THE WEEK OF
AUGUST 21, 2002
THE BEATS
DATE BOOK
FEATURE
SOCIETY
BALLET
The Beats: On the road again
By Dale Bryant
Jasmine Stockett remembers her father, William Arthur Stockett, as difficult, odd and undeniably brilliant. As a child, she saw him infrequently, but says she can still see him walking up Columbus Street in San Francisco "with a black felt cowboy hat the size of a file cabinet perched precariously on his head, a carry-on-size piece of luggage in one hand and an open book in the other."

Jasmine's father, known to his friends as "the Colonel," was a well-known Bay Area book dealer and collector. The friends who hung out with the Colonel included the likes of Jack Kerouac, Allen Ginsberg, Neal Cassady and Lawrence Ferlinghetti.

The Colonel was a Beat.

And like most Beats, fatherhood was not nearly as important to him as was the pursuit of literature and art with like-minded free spirits. He was part of the now-famous movement that took shape in the 1950s around San Francisco's North Beach.

But in the last years of his life - a life that had degenerated into alcoholism, madness and living on the streets - the one person who was there, the one person to whom he could utter his most important wish, was his daughter.

That wish was that Jasmine save his beloved collection of books. She promised she would, and she did. And with the collection came an assortment of treasures from her father's days as a Beat.

Beginning Aug. 21 and continuing through Oct. 25, the Colonel's collection of Beat Generation letters, posters, signed books, original art and ephemera will be on exhibit at the Art Museum of Los Gatos in an exhibit called "Brand New Beats Roadshow." The highlight is a collection of photographs of the Beats taken by the Colonel and San Francisco photographer John Bryan that have never been viewed by the public.

Although she was the daughter of a Beat, Jasmine Stockett knew little about the uninhibited free spirits who challenged authority with their writings and their lifestyle in the 1950s and into the '60s. Nor did she know about their madcap journeys across the country. But some five years ago - three years before her father died - she began a journey of her own to discover the father she never really knew and the meaning of the Beat movement. The journey helped her reconcile with her father before he died.

"My father was deconstructing himself, so I began reconstructing him," Jasmine says as she sits in a room in the Los Gatos museum, Beat memorabilia lining one wall, waiting for the exhibition to be installed.

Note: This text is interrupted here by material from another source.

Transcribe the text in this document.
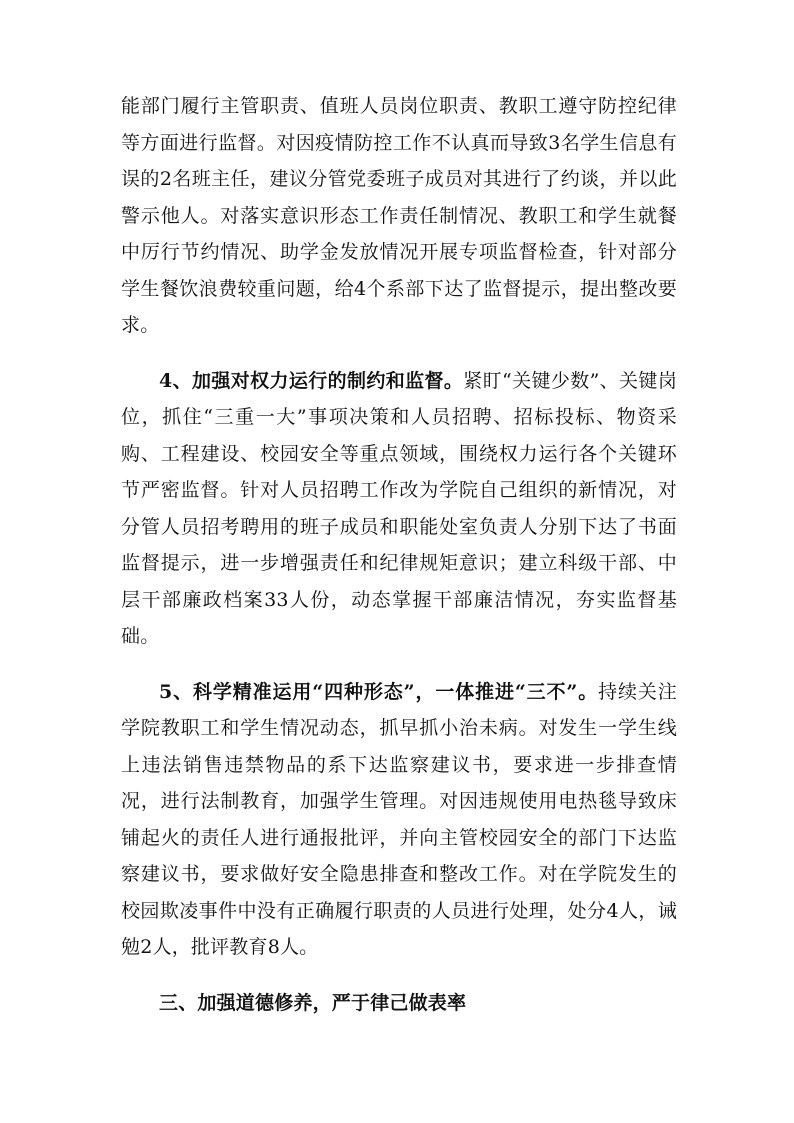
能部门履行主管职责、值班人员岗位职责、教职工遵守防控纪律等方面进行监督。对因疫情防控工作不认真而导致3名学生信息有误的2名班主任，建议分管党委班子成员对其进行了约谈，并以此警示他人。对落实意识形态工作责任制情况、教职工和学生就餐中厉行节约情况、助学金发放情况开展专项监督检查，针对部分学生餐饮浪费较重问题，给4个系部下达了监督提示，提出整改要求。

4、加强对权力运行的制约和监督。紧盯“关键少数”、关键岗位，抓住“三重一大”事项决策和人员招聘、招标投标、物资采购、工程建设、校园安全等重点领域，围绕权力运行各个关键环节严密监督。针对人员招聘工作改为学院自己组织的新情况，对分管人员招考聘用的班子成员和职能处室负责人分别下达了书面监督提示，进一步增强责任和纪律规矩意识；建立科级干部、中层干部廉政档案33人份，动态掌握干部廉洁情况，夯实监督基础。

5、科学精准运用“四种形态”，一体推进“三不”。持续关注学院教职工和学生情况动态，抓早抓小治未病。对发生一学生线上违法销售违禁物品的系下达监察建议书，要求进一步排查情况，进行法制教育，加强学生管理。对因违规使用电热毯导致床铺起火的责任人进行通报批评，并向主管校园安全的部门下达监察建议书，要求做好安全隐患排查和整改工作。对在学院发生的校园欺凌事件中没有正确履行职责的人员进行处理，处分4人，诫勉2人，批评教育8人。

三、加强道德修养，严于律己做表率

Her journey included talking to the children of other Beats. "All of them say it was difficult," she says.

*Photograph by Bill Kalogeros

Jasmine Stockett

Jasmine, who lives in Santa Cruz and works in Los Gatos, has a special bond with John Cassady, who grew up in what is now known as Monte Sereno. His parents are Neal and Carolyn Cassady.

In 1963, two years after Jasmine was born, her father and Neal Cassady - the model for Dean Moriarty in Jack Kerouac's On the Road - were roommates in Palo Alto. "My dad idolized Neal; they loved each other's minds. They used to stay up all night talking and smoking pot," she says.

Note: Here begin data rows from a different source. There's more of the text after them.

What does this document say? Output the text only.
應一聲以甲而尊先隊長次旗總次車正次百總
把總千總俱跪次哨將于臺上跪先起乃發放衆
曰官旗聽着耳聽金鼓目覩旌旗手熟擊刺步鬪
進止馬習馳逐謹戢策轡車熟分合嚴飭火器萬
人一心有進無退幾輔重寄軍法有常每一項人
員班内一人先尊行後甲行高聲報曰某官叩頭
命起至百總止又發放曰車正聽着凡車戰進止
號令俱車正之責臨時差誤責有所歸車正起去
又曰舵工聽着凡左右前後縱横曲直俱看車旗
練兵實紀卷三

The photographs that will be displayed for the first time in the Art Museum of Los Gatos came close to never being discovered. "There were some negatives stuck in with a bunch of bills," Jasmine recalls. "It's a miracle I found them."

Among the photos are some taken by the Colonel of Neal Cassady making love to a longtime girlfriend. These, according to Jade Bradbury, who is guest curator for the show, will be shown in our 'First Amendment Zone,' a view-by-choice area."

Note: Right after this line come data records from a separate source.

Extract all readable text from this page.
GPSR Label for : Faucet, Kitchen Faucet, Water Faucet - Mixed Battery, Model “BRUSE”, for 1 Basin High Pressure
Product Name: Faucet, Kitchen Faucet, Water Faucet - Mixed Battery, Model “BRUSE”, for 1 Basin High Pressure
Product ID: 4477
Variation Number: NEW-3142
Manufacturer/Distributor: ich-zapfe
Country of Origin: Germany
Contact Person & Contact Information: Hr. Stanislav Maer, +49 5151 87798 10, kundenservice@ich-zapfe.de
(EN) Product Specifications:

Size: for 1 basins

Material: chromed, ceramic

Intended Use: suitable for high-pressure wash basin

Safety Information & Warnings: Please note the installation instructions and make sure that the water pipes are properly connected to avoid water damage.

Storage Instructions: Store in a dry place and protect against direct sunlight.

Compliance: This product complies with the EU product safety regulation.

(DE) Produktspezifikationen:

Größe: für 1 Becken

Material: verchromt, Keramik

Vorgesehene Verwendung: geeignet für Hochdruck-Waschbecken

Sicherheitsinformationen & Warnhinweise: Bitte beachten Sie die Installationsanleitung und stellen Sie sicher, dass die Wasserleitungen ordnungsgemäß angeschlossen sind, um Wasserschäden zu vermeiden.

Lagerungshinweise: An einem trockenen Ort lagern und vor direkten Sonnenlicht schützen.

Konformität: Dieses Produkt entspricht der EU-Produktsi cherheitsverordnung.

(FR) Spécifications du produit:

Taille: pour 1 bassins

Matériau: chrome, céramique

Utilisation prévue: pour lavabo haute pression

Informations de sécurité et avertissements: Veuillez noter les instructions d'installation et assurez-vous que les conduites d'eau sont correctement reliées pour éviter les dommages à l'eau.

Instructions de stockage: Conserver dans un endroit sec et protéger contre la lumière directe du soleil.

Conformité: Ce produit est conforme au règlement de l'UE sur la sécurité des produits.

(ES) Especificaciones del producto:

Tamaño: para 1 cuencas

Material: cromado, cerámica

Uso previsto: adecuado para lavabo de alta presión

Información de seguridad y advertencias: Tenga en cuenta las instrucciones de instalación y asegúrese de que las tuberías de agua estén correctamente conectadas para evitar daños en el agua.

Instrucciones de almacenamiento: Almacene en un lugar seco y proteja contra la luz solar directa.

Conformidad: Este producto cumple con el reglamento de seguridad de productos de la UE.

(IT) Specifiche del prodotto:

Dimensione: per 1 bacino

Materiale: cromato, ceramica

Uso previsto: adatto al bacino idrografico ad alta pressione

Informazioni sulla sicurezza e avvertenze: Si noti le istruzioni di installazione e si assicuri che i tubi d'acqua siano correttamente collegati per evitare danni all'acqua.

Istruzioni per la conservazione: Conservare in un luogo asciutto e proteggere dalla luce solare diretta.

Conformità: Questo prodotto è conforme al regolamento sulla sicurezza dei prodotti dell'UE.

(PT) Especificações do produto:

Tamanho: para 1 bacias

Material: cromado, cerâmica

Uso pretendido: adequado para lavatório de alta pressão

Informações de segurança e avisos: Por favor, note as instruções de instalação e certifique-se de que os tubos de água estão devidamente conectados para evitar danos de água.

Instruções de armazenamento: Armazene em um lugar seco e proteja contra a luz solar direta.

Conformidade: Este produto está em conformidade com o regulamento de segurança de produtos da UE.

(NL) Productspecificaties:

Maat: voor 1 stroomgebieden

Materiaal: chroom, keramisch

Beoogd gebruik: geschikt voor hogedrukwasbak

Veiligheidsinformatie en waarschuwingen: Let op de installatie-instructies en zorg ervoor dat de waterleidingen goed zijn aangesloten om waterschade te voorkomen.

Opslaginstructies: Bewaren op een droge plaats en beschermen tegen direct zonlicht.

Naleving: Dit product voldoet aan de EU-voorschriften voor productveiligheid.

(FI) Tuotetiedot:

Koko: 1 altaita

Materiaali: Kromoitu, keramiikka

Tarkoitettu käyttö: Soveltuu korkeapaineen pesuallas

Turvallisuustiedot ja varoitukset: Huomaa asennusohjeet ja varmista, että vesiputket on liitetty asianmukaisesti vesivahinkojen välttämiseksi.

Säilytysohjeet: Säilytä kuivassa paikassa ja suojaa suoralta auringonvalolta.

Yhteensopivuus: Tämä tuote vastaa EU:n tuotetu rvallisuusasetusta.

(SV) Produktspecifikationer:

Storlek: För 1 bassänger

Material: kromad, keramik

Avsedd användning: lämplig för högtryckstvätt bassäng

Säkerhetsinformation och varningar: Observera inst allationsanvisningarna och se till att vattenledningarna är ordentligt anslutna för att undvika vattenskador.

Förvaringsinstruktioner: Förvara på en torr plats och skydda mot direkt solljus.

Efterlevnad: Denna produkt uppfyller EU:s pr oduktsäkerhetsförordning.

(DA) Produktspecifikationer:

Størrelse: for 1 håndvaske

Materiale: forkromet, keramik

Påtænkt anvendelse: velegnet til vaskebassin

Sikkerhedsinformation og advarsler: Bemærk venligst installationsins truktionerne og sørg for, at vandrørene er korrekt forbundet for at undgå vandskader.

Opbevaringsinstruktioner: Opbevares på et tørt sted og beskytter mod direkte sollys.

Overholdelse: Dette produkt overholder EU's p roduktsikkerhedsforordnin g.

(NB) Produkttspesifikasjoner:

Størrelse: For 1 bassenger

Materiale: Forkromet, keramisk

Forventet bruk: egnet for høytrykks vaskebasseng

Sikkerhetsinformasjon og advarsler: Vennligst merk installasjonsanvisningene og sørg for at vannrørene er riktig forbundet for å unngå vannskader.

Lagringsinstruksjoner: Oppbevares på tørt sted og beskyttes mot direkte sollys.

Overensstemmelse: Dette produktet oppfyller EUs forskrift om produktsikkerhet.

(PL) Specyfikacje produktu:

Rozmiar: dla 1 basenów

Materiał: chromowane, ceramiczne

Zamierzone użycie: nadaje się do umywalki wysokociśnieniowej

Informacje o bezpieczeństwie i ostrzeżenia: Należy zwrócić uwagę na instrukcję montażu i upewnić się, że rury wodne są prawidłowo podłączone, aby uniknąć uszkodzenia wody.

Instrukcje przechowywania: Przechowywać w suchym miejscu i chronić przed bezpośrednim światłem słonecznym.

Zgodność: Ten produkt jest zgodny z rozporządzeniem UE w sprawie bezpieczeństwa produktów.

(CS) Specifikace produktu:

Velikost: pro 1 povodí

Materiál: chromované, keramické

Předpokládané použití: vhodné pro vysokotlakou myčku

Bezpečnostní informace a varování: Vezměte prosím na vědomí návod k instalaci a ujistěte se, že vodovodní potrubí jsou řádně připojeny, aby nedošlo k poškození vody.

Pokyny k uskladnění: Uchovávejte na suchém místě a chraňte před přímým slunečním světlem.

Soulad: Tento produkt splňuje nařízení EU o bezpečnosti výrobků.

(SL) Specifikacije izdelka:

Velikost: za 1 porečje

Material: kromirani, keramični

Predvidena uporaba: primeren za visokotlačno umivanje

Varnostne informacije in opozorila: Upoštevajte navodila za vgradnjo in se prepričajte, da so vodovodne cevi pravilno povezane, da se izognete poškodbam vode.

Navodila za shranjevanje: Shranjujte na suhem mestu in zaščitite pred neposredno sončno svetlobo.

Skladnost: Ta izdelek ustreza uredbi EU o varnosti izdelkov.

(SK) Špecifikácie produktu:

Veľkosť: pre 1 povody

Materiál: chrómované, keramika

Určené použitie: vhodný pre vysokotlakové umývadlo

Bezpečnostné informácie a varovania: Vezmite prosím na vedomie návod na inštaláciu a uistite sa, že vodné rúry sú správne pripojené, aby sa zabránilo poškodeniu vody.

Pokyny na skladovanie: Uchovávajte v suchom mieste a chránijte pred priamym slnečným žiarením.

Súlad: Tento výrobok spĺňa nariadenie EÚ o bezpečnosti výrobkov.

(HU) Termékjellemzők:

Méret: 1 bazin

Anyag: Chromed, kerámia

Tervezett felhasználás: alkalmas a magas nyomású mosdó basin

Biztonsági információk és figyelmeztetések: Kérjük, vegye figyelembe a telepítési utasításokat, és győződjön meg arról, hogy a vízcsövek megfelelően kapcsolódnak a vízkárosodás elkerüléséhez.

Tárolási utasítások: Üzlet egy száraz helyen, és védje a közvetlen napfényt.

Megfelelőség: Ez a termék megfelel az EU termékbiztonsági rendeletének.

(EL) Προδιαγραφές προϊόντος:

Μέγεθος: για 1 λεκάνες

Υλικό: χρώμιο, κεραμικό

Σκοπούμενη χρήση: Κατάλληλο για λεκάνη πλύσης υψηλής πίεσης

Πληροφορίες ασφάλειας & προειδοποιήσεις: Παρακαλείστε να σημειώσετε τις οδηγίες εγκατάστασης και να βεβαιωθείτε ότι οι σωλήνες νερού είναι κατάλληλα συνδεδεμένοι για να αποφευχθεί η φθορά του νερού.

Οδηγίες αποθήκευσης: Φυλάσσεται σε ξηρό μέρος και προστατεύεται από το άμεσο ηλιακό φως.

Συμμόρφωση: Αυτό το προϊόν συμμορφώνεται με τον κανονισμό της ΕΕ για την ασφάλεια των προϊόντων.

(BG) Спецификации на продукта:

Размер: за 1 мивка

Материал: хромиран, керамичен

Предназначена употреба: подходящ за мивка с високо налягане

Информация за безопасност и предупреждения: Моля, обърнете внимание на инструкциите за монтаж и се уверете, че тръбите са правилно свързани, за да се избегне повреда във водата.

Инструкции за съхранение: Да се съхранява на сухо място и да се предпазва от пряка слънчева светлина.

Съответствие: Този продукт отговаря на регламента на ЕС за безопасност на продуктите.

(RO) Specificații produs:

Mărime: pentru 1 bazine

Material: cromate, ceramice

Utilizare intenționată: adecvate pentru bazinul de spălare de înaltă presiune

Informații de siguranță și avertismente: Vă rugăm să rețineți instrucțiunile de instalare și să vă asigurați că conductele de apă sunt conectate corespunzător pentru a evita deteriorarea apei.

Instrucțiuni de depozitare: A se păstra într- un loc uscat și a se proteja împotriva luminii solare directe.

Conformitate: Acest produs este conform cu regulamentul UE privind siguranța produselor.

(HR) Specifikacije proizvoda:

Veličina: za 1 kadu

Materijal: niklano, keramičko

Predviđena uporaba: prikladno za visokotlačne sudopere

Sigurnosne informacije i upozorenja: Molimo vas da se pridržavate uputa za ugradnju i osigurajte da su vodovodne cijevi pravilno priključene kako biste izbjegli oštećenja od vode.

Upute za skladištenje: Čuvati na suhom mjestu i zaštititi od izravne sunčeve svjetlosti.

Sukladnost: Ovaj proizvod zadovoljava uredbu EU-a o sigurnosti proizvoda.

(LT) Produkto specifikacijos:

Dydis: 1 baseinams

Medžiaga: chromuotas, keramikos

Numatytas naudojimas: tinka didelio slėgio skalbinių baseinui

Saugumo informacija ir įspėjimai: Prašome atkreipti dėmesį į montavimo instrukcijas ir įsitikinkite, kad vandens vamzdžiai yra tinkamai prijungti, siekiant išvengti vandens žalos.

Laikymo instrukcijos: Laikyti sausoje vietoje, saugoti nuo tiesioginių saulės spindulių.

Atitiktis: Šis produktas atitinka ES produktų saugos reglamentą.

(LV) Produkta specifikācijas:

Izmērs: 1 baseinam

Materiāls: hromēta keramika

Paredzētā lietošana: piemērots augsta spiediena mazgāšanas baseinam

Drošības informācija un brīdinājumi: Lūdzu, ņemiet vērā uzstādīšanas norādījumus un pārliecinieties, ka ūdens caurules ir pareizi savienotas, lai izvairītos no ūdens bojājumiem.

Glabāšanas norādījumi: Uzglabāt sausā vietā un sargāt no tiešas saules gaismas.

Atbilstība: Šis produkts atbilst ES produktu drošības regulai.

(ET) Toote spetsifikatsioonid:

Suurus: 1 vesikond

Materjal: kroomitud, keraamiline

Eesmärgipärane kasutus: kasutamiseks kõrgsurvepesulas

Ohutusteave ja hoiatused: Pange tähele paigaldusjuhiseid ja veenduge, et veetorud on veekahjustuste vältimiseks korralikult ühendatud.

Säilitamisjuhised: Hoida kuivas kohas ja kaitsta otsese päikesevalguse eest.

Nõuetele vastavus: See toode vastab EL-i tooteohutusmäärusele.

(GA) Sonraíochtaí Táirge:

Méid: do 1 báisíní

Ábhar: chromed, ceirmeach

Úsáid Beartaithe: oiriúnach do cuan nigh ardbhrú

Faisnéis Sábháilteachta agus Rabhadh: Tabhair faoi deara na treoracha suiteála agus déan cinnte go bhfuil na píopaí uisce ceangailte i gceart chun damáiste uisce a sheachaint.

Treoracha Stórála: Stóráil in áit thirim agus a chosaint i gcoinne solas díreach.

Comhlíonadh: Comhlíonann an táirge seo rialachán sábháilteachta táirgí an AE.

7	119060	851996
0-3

"I wouldn't have felt comfortable exhibiting the erotica if it hadn't been so tender and so beautiful," Jasmine says. "It was clear he was with a woman he loved."

One surprise Jasmine found on her journey to discover her father and the Beats was a Lawrence Ferlinghetti grown weary of the Beats. Ferlinghetti, a San Francisco icon and the owner of City Lights bookstore, told her he wasn't really into the Beat scene. "He told me he was their publisher, not one of the hearty party set." Ferlinghetti published Allen Ginsberg's controversial poem "Howl." One of Ferlinghetti's paintings will be in the exhibit.

Jasmine wanted to show the collection in Los Gatos in part because of the Neal Cassady connection, but also because she wanted to avoid the "elitism" she found when she approached galleries in Los Angeles and San Francisco. She originally contacted the museum to get some information about getting a photograph mounted. But she mentioned her Beat collection as well.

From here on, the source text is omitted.